Sarah dan Yamin juga menutupi kesedihan mereka dengan senyuman. Berbahagia untuk Navya. Mereka mendoakan agar anak-anak yang sama-sama mereka sayangi mendapatkan kebahagiaan di kemudian hari. Melupakan segala kepedihan karena takdir yang sudah merenggut kebersamaan dengan orang-orang yang mereka sayangi.
Navya berpamitan, memeluk semua orang. "Mungkin besok siang Mami dan Papi akan datang ke sini."
__ADS_1
"Iya Nak, kami akan menunggu."
"Vya pamit ya..."
Mereka bertiga mengantarkan Navya sampai di teras rumah. Masuk setelah mobil gadis itu hilang di balik pagar. Hana menjatuhkan tubuhnya, terduduk di lantai sambil menangis.
"Ya ampun Hana, jangan begini sayang." Sarah dan Yamin buru-buru mengangkat tubuh Hana dan memapah nya untuk duduk di sofa.
"Bu, keputusan Hana tidak salah kan. Hana harus melepaskan Dafin untuk Navya. Dia yang lebih berhak atas Dafin." Sambil menangis dia bicara.
Orangtuanya hanya bisa diam dan iku menangis. Karena merek juga ikut andil dengan apa yang di alami Hana sekarang. Setidaknya jika sejak dulu mereka jujur pada Hana tentang siapa mereka sebenarnya, anaknya tidak akan melakukan kesalahan dengan menjadi pendendam. Bahkan jika Dafin tidak bisa menjadi miliknya, lelaki itu tidak akan membencinya seperti ini.
"Hana tidak menyesal melepaskan Dafin Bu. Hanya saja Hana merasa bersalah padanya." Sambil menyentuh perutnya yang masih rata. "Hana sudah menjauh kan dia dari ayahnya. Hana membuatnya tidak memiliki ayah."
Yamin mendekati anaknya, memeluk gadis itu untuk memenangkan. "Nak, ikuti kata hatimu. Jika semua ini berat, kamu bisa jujur dan mengatakan semuanya. Tapi dengan catatan, apapun keputusan mereka kita tidak boleh menolaknya."
"Tapi Nak, suatu saat cepat atau lambat Dafin juga harus tau tentang anak kalian."
Hana bangun dari pelukan ayahnya. Mengusap air matanya. "Jika suatu saat Dafin harus tau, setidaknya kehadirannya tidak akan menghalangi keputusan Dafin dan Hana untuk membangun kembali pernikahan mereka.
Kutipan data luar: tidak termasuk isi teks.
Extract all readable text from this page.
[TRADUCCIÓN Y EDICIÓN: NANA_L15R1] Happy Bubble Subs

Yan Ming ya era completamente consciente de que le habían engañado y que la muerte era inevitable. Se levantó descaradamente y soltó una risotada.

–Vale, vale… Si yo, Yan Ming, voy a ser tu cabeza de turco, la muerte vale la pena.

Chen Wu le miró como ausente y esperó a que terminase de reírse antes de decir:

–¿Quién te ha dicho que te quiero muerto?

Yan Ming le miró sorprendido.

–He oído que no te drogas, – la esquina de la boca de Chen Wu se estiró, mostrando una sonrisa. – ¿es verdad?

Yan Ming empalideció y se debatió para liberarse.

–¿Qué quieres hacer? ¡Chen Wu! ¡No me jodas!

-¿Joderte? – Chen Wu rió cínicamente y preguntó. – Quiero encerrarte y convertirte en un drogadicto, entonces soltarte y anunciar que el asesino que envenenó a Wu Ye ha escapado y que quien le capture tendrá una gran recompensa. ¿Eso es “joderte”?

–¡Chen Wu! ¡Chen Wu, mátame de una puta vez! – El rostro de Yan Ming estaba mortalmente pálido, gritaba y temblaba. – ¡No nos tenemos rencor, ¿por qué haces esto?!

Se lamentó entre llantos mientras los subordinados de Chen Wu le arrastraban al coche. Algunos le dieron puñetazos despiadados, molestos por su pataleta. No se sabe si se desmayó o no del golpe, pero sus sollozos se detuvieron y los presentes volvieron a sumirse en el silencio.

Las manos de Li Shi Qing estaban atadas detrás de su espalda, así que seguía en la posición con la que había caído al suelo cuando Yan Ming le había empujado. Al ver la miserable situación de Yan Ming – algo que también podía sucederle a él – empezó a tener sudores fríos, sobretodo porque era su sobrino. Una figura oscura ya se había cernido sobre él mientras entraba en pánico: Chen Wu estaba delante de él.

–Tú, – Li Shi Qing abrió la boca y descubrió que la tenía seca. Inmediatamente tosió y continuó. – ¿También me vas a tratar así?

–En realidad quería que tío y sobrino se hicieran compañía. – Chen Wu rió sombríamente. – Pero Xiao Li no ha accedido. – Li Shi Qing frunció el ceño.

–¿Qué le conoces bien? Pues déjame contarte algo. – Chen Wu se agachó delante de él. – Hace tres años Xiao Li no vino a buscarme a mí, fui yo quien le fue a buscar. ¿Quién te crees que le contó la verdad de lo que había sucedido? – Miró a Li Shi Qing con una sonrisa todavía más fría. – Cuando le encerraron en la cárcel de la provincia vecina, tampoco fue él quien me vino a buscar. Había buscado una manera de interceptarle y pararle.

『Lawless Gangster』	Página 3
Hana berjanji, kami tidak akan mengganggu kebahagiaan keluarga mereka."
Kali ini dia tersenyum, meyakinkan dirinya bahwa dia akan kuat. Dia harus kuat bersama janin yang ada di dalam kandungannya. "Hana bisa, kami pasti bisa bertahan kan. Hana punya Ayah dan Ibu. Dia memiliki Kakek dan Nenek yang akan sangat menyayangi dirinya. Dia sini juga banyak kakak-kakaknya yang akan sayang juga padanya."
"Hana benar kan Bu?!" Sarah juga tersenyum walaupun masih ada jejak air mata di wajahnya. Mengangguk setuju dengan kata-kata anaknya.
"Dia juga tidak akan suka jika dia tau keberadaannya sudah mengusik kebahagiaan orang lain." Hana memeluk kembali orangtuanya bersamaan. Mereka memberikan kekuatan untuknya dan mendukung keputusan Hana.
__ADS_1
***
Navya datang ke suatu tempat sebelum pulang. Di sudah membuat janji bertemu dengan seseorang sudah menunggu nya atas perintah Alvi. Pria itu tidak bisa menemani Navya sore itu meskipun dia sangat ingin. Karena Alvi masih berada di luar negri. Tapi dia berjanji akan menemui Navya di rumah sakit besok pagi-pagi. Seperti yang sudah mereka rencanakan.
"Apakah Anda Ibu Navya Putri." Dia langsung menghampiri Navya saat gadis itu melangkah mendekati pintu lobi bangunan yang tidak terlalu tinggi itu.
"Benar Pak, saya Navya." Navya mengulurkan tangannya untuk bersalaman. Pria itu agak sedikit canggung menerima uluran tangan Navya. Tapi dia menyambutnya tapi dia buru-buru melepaskan.
"Saya di minta Tuan Alvian Mahendra untuk membantu semua urusan Anda. Mari ikuti saya."
"Baik Pak. Terimakasih."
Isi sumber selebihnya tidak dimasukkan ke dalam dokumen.